L’assureur doit établir la mauvaise foi de l’assuré pour prétendre à l’application d’une clause prévoyant la déchéance de garantie en cas de fausse déclaration relative au sinistre (2e Civ., 5 juillet 2018, pourvoi n° 17-20.488).
En l’espèce, M. [O] [I] conteste la nullité d’un contrat souscrit auprès de la SA Allianz relativement à l’assurance de son véhicule immatriculé [Immatriculation 1]. Or, il communique la preuve de l’existence de ce contrat ainsi que du sinistre qu’il a subi.
Dès lors, son action sera déclarée recevable.
Concernant le refus d’indemnisation qui lui a été opposé par son assureur, il sera relevé qu’à la question : “ A ce jour, faites-vous l’objet d’une suspension de garantie ou d’une procédure de résiliation par votre assureur actuel au titre de votre contrat d’assurance ? ”, il a répondu : “ NON ”.

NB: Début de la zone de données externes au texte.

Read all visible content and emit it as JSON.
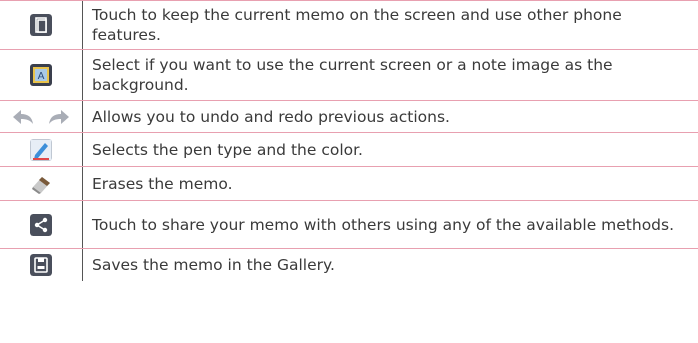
{
  "rows": [
    {
      "icon": "multitask-window-icon",
      "text": "Touch to keep the current memo on the screen and use other phone features."
    },
    {
      "icon": "background-image-icon",
      "text": "Select if you want to use the current screen or a note image as the background."
    },
    {
      "icon": "undo-redo-icons",
      "text": "Allows you to undo and redo previous actions."
    },
    {
      "icon": "pen-icon",
      "text": "Selects the pen type and the color."
    },
    {
      "icon": "eraser-icon",
      "text": "Erases the memo."
    },
    {
      "icon": "share-icon",
      "text": "Touch to share your memo with others using any of the available methods."
    },
    {
      "icon": "save-icon",
      "text": "Saves the memo in the Gallery."
    }
  ],
  "colors": {
    "divider": "#e8a0b0",
    "text": "#3a3a3a",
    "icon_bg": "#4a4f5c"
  }
}
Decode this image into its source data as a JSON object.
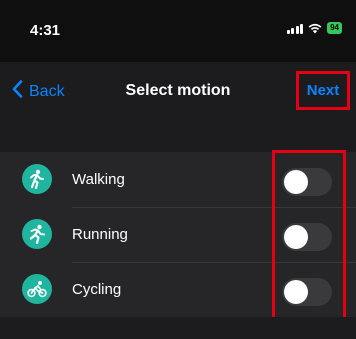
{
  "status_bar": {
    "time": "4:31",
    "battery": "94",
    "signal_icon": "cellular-signal-icon",
    "wifi_icon": "wifi-icon"
  },
  "nav": {
    "back_label": "Back",
    "title": "Select motion",
    "next_label": "Next"
  },
  "motions": [
    {
      "label": "Walking",
      "icon": "walking-icon",
      "enabled": false
    },
    {
      "label": "Running",
      "icon": "running-icon",
      "enabled": false
    },
    {
      "label": "Cycling",
      "icon": "cycling-icon",
      "enabled": false
    }
  ],
  "colors": {
    "accent": "#0a84ff",
    "icon_bg": "#20b59f",
    "highlight": "#e60012"
  }
}
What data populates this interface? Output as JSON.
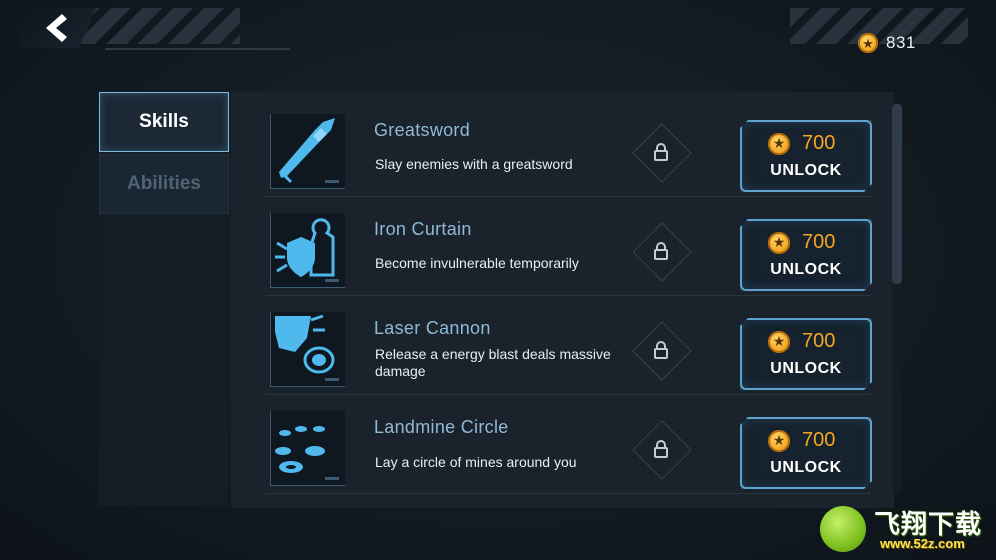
{
  "currency": {
    "amount": "831",
    "icon": "star-coin-icon"
  },
  "tabs": [
    {
      "label": "Skills",
      "active": true
    },
    {
      "label": "Abilities",
      "active": false
    }
  ],
  "skills": [
    {
      "title": "Greatsword",
      "description": "Slay enemies with a greatsword",
      "price": "700",
      "button": "UNLOCK",
      "icon": "greatsword-icon"
    },
    {
      "title": "Iron Curtain",
      "description": "Become invulnerable temporarily",
      "price": "700",
      "button": "UNLOCK",
      "icon": "shield-figure-icon"
    },
    {
      "title": "Laser Cannon",
      "description": "Release a energy blast deals massive damage",
      "price": "700",
      "button": "UNLOCK",
      "icon": "laser-cannon-icon"
    },
    {
      "title": "Landmine Circle",
      "description": "Lay a circle of mines around you",
      "price": "700",
      "button": "UNLOCK",
      "icon": "landmine-icon"
    }
  ],
  "watermark": {
    "brand": "飞翔下载",
    "url": "www.52z.com"
  },
  "colors": {
    "accent": "#5ea3cc",
    "price": "#f5a623",
    "title": "#8fb9d6"
  }
}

Or, force est de constater que cette phrase est dénuée de toute ambiguïté par la combinaison des mots “ A ce jour ” et “ faites-vous l’objet ” lesquels signifient que l’assureur a souhaité connaître le risque lié à une procédure de résiliation antérieure à la souscription du contrat relativement à ce véhicule.
Dès lors, en répondant par la négative, alors même qu’il admet avoir fait l’objet, dans les semaines qui ont précédé, d’une procédure de résiliation de son contrat pour non-paiement des primes d’assurance, il est parfaitement établi que son assureur était fondé à appliquer les dispositions de l’article L. 113-8 du code des assurances.
Au surplus, cette stipulation est expressément mentionnée dans les conditions particulières du contrat qui ont été communiquées par M. [I] aux débats et lui est opposable.
Au regard de ce qui précède, il ne sera fait droit à aucune des demandes formées par M. [O] [I] découlant de l’exécution du contrat litigieux.
3. Sur les demandes accessoires
Partie ayant succombé, M. [O] [I] sera condamné aux dépens en application de l’article 696 du code de procédure civile.
Partie perdante, il sera débouté de sa demande d’indemnité en application de l’article 700 du code de procédure civile.
Enfin, les décisions de première instance étant assorties de l’exécution provisoire de droit depuis le 1er janvier 2020 en vertu de l’article 514 du code de procédure civile, la demande tendant à l’ordonner est inutile et sera en tant que telle, rejetée
PAR CES MOTIFS
Le tribunal,
Rejette la demande présentée par la société anonyme Allianz Iard tendant à la révocation de la clôture prononcée le 14 octobre 2024 ;
Rejette l’ensemble des demandes présentées par M. [O] [I] à l’encontre de la société anonyme Allianz Iard en exécution du contrat n°[Numéro identifiant 1] ;
Condamne M. [O] [I] à payer les dépens de la présente instance ;
Rejette la demande d’indemnité formée par M. [O] [I] au titre de l’article 700 du code de procédure civile ;
Rejette les plus amples demandes des parties.
signé par Thomas BOTHNER, Vice-Président et par Marlène NOUGUE, Greffier, présent lors du prononcé.